Darkness was a regular inclusion in the live set, a slightly jauntier blues driven by guitar and organ that provides a little up-tempo light and shade after three tracks of brooding before the pleas for forgiveness return with Anyhow (I know you can’t forgive me/But forgive me anyhow), rhythm tapped on a fedora, moody minimalist piano, sighing vocal line from Sharon Robinson and the Webb Sisters, a statement of lust married to a request for redemption.

Crazy to Love You, co-written with current partner Anjani Thomas, works the same territory  with a whispered vocal over soft-focus acoustic guitar, while those gorgeous harmonies lead into Come Healing a penitential hymn (his words, not mine) while Banjo, Lullaby and the closing Different Sides continue the autumnal tone, musing on memories and pondering the same subjects Cohen has pondered since Songs of Leonard Cohen back in 1968 with a wry wit that wasn’t always obvious back then.

That’s forty-four years working the same seam of faith and doubt, love and desire, betrayal and redemption evoking ancient traditions and eternal themes that might be Old Ideas but aren’t going to become extinct any time soon.

Assuming he can get himself into the studio it won’t be the last examination of these matters.

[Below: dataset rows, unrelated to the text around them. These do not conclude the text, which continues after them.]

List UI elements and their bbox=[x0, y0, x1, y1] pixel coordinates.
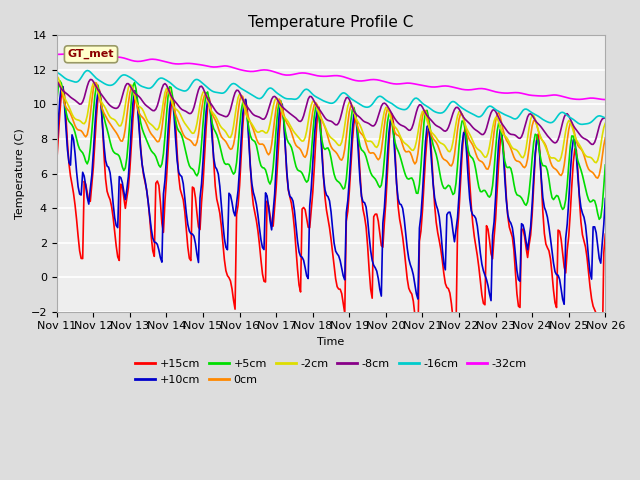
+5cm bbox=[53, 98, 61, 104]
-8cm bbox=[53, 78, 61, 84]
-2cm bbox=[534, 127, 542, 133]
+15cm bbox=[602, 231, 609, 237]
-16cm bbox=[536, 114, 543, 120]
-32cm bbox=[68, 51, 76, 57]
+5cm bbox=[536, 151, 543, 156]
-2cm bbox=[155, 125, 163, 131]
-16cm bbox=[385, 99, 393, 105]
+15cm bbox=[70, 191, 77, 196]
X-axis label: Time: Time bbox=[317, 337, 345, 347]
0cm bbox=[602, 135, 609, 141]
-16cm bbox=[53, 70, 61, 75]
Text: GT_met: GT_met bbox=[68, 49, 115, 60]
-2cm bbox=[68, 111, 76, 117]
Line: -16cm: -16cm bbox=[57, 71, 605, 124]
+5cm bbox=[397, 157, 405, 163]
+5cm bbox=[56, 78, 63, 84]
-32cm bbox=[397, 81, 405, 86]
-32cm bbox=[74, 50, 82, 56]
+15cm bbox=[385, 141, 393, 147]
-16cm bbox=[602, 115, 609, 121]
+5cm bbox=[602, 162, 609, 168]
0cm bbox=[536, 133, 543, 139]
Title: Temperature Profile C: Temperature Profile C bbox=[248, 15, 413, 30]
Line: -2cm: -2cm bbox=[57, 76, 605, 163]
-2cm bbox=[53, 73, 61, 79]
+10cm bbox=[397, 202, 405, 207]
+15cm bbox=[53, 158, 61, 164]
+10cm bbox=[561, 301, 568, 307]
-8cm bbox=[157, 91, 164, 97]
+10cm bbox=[70, 137, 77, 143]
+5cm bbox=[70, 125, 77, 131]
-16cm bbox=[397, 106, 405, 112]
-8cm bbox=[602, 115, 609, 121]
-8cm bbox=[536, 122, 543, 128]
-32cm bbox=[367, 77, 374, 83]
+5cm bbox=[157, 164, 164, 170]
Line: +15cm: +15cm bbox=[57, 87, 605, 349]
+10cm bbox=[53, 145, 61, 151]
Line: +10cm: +10cm bbox=[57, 86, 605, 304]
-16cm bbox=[83, 68, 91, 73]
+10cm bbox=[58, 83, 65, 89]
Y-axis label: Temperature (C): Temperature (C) bbox=[15, 128, 25, 219]
-32cm bbox=[536, 93, 543, 99]
-8cm bbox=[68, 96, 76, 101]
+15cm bbox=[157, 199, 164, 205]
Line: -32cm: -32cm bbox=[57, 53, 605, 99]
-32cm bbox=[602, 96, 609, 102]
-32cm bbox=[53, 51, 61, 57]
Legend: +15cm, +10cm, +5cm, 0cm, -2cm, -8cm, -16cm, -32cm: +15cm, +10cm, +5cm, 0cm, -2cm, -8cm, -16… bbox=[131, 355, 531, 389]
+5cm bbox=[595, 216, 603, 222]
-2cm bbox=[602, 120, 609, 126]
0cm bbox=[385, 106, 393, 112]
-32cm bbox=[385, 80, 393, 86]
-8cm bbox=[367, 122, 374, 128]
-8cm bbox=[86, 77, 94, 83]
0cm bbox=[367, 150, 374, 156]
0cm bbox=[53, 81, 61, 86]
Line: 0cm: 0cm bbox=[57, 82, 605, 178]
-8cm bbox=[589, 142, 597, 147]
0cm bbox=[397, 137, 405, 143]
Line: -8cm: -8cm bbox=[57, 80, 605, 144]
0cm bbox=[594, 175, 602, 181]
0cm bbox=[157, 134, 164, 140]
-32cm bbox=[157, 58, 164, 63]
-16cm bbox=[367, 103, 374, 109]
+15cm bbox=[59, 84, 67, 90]
-16cm bbox=[579, 121, 586, 127]
-2cm bbox=[593, 160, 600, 166]
+5cm bbox=[367, 170, 374, 176]
0cm bbox=[70, 119, 77, 125]
+15cm bbox=[598, 347, 606, 352]
+15cm bbox=[397, 225, 405, 230]
-2cm bbox=[396, 132, 403, 137]
-8cm bbox=[397, 122, 405, 128]
-16cm bbox=[68, 78, 76, 84]
-8cm bbox=[385, 106, 393, 111]
Line: +5cm: +5cm bbox=[57, 81, 605, 219]
-2cm bbox=[365, 138, 373, 144]
0cm bbox=[54, 79, 62, 85]
+15cm bbox=[536, 148, 543, 154]
+10cm bbox=[536, 153, 543, 159]
+10cm bbox=[157, 255, 164, 261]
-2cm bbox=[383, 105, 391, 111]
-16cm bbox=[157, 75, 164, 81]
+5cm bbox=[385, 111, 393, 117]
+10cm bbox=[385, 130, 393, 135]
+15cm bbox=[367, 286, 374, 292]
+10cm bbox=[602, 196, 609, 202]
+10cm bbox=[367, 248, 374, 253]
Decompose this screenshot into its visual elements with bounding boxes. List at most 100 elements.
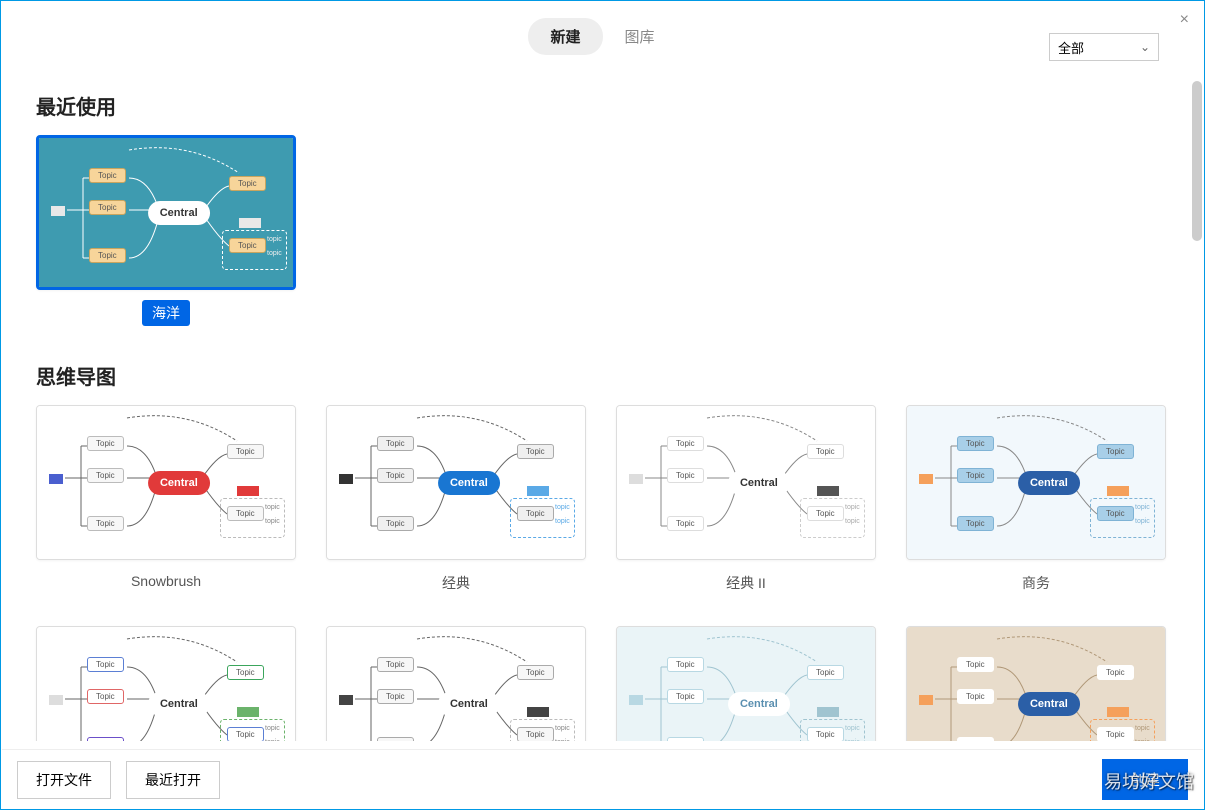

He already has enough songs for another album, and you can be sure that he won’t be changing his subject matter, will he?

No, the next record, assuming he’s not taken from us in the interim will be another exploration of mortality, spirituality and the human condition, delivered with a self-deprecating gravity over a bleakly minimal accompaniment that delivers light and shade with the female harmonies soaring and sighing through the mixture.

After all this time the listener knows what’s coming on a Leonard Cohen album. Your mileage, of course, is going to vary. While some of us will see a new album as a welcome addition to a body of work that fits like a comfortable overcoat there’ll be others who’ll regard it as sackcloth. Fair enough, with Cohen once you’ve sampled what’s on offer you know what you’re getting and while Old Ideas won’t convert the disbeliever it might just add a few converts from the uninitiated.

After all, from where I’m sitting it’s some of his very best work.